In week 1 we looked at installing and running R, while week 2 focused on importing data. This week we start exploring how to write re-usable R code.
- There are many advantages to doing statistical analysis with a programming language like R. Obviously, we use it to make the computer do what we want, but more importantly R enables us to write reusable code. This means a couple things: first, we want to be able to come back and run our programs long after we wrote them; second, we want to save time by not re-writing everything from scratch for each analysis; and lastly we want our analyses to be reproducible by other researchers.

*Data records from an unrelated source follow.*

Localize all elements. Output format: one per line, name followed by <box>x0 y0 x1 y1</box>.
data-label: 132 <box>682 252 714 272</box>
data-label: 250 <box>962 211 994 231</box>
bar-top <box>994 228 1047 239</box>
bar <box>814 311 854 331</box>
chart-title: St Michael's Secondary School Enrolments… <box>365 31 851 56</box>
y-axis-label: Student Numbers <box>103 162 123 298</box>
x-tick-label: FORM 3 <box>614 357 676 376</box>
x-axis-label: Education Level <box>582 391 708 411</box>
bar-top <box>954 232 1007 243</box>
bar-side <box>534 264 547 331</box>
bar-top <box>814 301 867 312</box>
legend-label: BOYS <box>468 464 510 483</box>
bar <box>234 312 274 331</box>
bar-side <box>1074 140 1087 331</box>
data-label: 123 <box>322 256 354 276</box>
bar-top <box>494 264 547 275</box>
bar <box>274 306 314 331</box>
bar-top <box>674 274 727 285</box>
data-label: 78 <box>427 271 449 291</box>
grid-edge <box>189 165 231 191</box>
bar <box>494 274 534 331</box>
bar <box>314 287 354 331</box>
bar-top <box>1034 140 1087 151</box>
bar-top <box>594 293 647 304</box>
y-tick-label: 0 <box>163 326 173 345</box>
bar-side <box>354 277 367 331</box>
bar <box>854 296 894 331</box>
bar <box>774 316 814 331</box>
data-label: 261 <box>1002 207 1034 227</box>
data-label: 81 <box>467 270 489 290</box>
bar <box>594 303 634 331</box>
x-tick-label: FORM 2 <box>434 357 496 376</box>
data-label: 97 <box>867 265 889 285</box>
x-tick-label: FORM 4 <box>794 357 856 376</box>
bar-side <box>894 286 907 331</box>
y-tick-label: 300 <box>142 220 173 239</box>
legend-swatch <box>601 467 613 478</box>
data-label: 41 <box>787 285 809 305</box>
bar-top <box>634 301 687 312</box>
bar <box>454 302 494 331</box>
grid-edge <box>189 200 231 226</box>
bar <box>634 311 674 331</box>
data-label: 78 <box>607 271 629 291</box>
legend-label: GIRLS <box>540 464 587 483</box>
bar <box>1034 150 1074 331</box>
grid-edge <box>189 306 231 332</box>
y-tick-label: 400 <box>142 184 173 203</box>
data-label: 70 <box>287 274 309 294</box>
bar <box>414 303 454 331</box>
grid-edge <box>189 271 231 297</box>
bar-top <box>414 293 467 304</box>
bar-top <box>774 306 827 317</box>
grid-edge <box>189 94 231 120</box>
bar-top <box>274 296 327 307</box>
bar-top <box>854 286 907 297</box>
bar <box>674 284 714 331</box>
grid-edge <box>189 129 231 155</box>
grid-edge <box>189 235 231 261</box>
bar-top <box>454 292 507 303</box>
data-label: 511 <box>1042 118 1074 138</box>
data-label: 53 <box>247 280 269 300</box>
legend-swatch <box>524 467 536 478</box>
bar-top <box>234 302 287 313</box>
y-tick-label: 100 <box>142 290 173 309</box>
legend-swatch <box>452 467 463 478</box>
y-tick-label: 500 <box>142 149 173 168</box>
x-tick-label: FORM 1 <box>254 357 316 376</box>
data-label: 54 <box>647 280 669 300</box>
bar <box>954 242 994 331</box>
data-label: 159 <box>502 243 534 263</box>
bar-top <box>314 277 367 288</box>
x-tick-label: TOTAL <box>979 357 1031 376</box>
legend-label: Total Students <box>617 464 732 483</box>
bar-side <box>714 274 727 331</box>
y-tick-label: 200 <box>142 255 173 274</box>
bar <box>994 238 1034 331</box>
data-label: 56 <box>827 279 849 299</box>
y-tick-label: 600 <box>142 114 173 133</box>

- Open R, and open the text editor of your choice. If you’re using R on Windows or Mac you can use R’s built-in text editor. On Macs, go to File >> New Document. It should be similar in Windows. You can also use a separate text editor like Notepad (windows), gedit (linux), or TextEdit (mac).
- Enter the code for opening the car MPG data (from week 2 – you should have it saved as ‘cars.txt’) in the new document. cardata = read.table(‘cars.txt’)
- On the next line edit the names of the variables in the cardata data frame. names(cardata) = c(‘mpg’, ‘cylinders’, ‘displacement’, ‘horsepower’, ‘weight’, ‘acceleration’, ‘year’, ‘origin’, ‘name’)
- On the next line compute and display a table that shows the unique values in the cylinders column, and how many observations there are for each number of cylinders. print(table(cardata$cylinders)). Note the $ syntax to refer to a variable name in the cardata data frame.
- Save your program with a .R extension. For example, mine is called “mpg_analysis.R”.
- Run your program. Switch back to the R command line and type source([your program name]). For me, this is source(‘mpg_analysis.R’). You should see the table of cylinder values and counts come up.